House panel modifies restrictions on women in combat

Armed Services Committee eases limits passed by subcommittee last week, but requires the Pentagon to notify Congress when opening new positions to women.

The House Armed Services Committee passed a measure Wednesday night that would lessen restrictions placed on female soldiers' combat roles during a subcommittee markup last week.

Armed Services Chairman Duncan Hunter, R-Calif., and Personnel Subcommittee Chairman John McHugh, R-N.Y., last week pushed forward the original provision, which would have barred all women soldiers in forward-deployed support units from moving to the front lines during combat operations.

The new language, in the fiscal 2006 defense authorization bill, would prohibit the assignment of women to units below the brigade level whose primary mission is to engage in direct ground combat, defined in the provision as using individual or crew-served weapons to engage an enemy while being exposed to hostile fire.

In his amendment, McHugh leaves the door open for other restrictions - particularly if the mission involves long-range reconnaissance or Special Operations Forces, the service secretary prohibits it because of privacy and quartering concerns, the physical requirements of the mission exceed the majority of female members' abilities, or the unit is required to travel and operate extensively with a "direct ground combat unit," according to a copy of the amendment.

The amendment codifies a 1994 Defense Department policy prohibiting female service members from being assigned to combat units. The measure also requires the Pentagon to notify Congress when opening new positions to women.

The amendment survived several attempts by Democrats to weaken the language. Democrats had also opposed last week's provision, as had senior Army leaders and two associations representing active and retired Army and National Guard members.

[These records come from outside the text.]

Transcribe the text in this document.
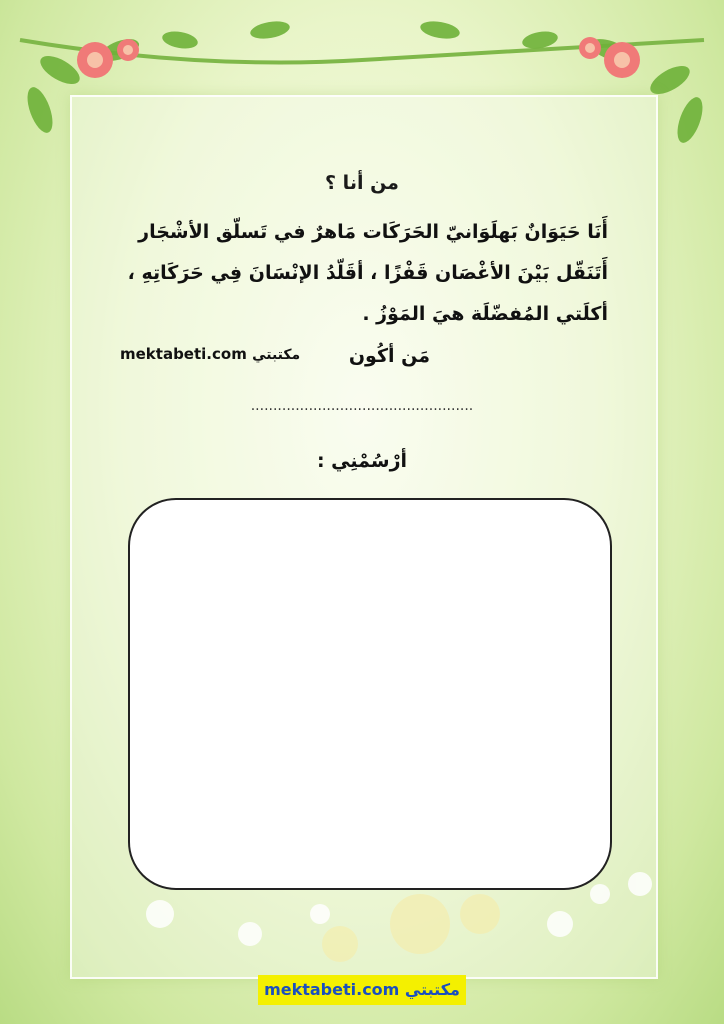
من أنا ؟
أَنَا حَيَوَانٌ بَهلَوَانيّ الحَرَكَات مَاهرٌ في تَسلّق الأشْجَار أَتَنَقّل بَيْنَ الأغْصَان قَفْزًا ، أقَلّدُ الإنْسَانَ فِي حَرَكَاتِهِ ، أكلَتي المُفضّلَة هيَ المَوْزُ .
mektabeti.com مكتبتي	مَن أكُون
..................................................
أرْسُمْنِي :
mektabeti.com مكتبتي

According to Lt. Gen. James L. Campbell, Army staff director, the amendment passed by the subcommittee would have closed 21,925 positions that are available to female service members in heavy and infantry brigade combat teams and in the Army's new fast-moving 3,500-soldier Stryker Brigades.

Army Secretary Francis J. Harvey opposed the subcommittee's action, along with Gen. Richard A. Cody, the service's vice chief of staff. In a letter to Rep. Ike Skelton, D-Mo., the committee's ranking member, the senior leaders wrote that the Army complies with the Pentagon's current policy on women in combat and that changing it at this time would not be helpful.

Harvey said the issue is complex because battlefields are no longer linear and the proposed amendment would "cause confusion in the ranks." Harvey said a new law would be premature because the Army currently is conducting a study on the role of women in the military.

The Association of the United States Army and the National Guard Association of the United States, representing about 145,000 current and former Army and National Guard members, also opposed last week's measure in letters to Snyder, stating that it would be detrimental to units that have trained together.

"This is the wrong time to attempt to codify the role of women in combat," wrote retired Gen. Gordon R. Sullivan, a former Army chief of staff and current president of the Association of the U.S. Army.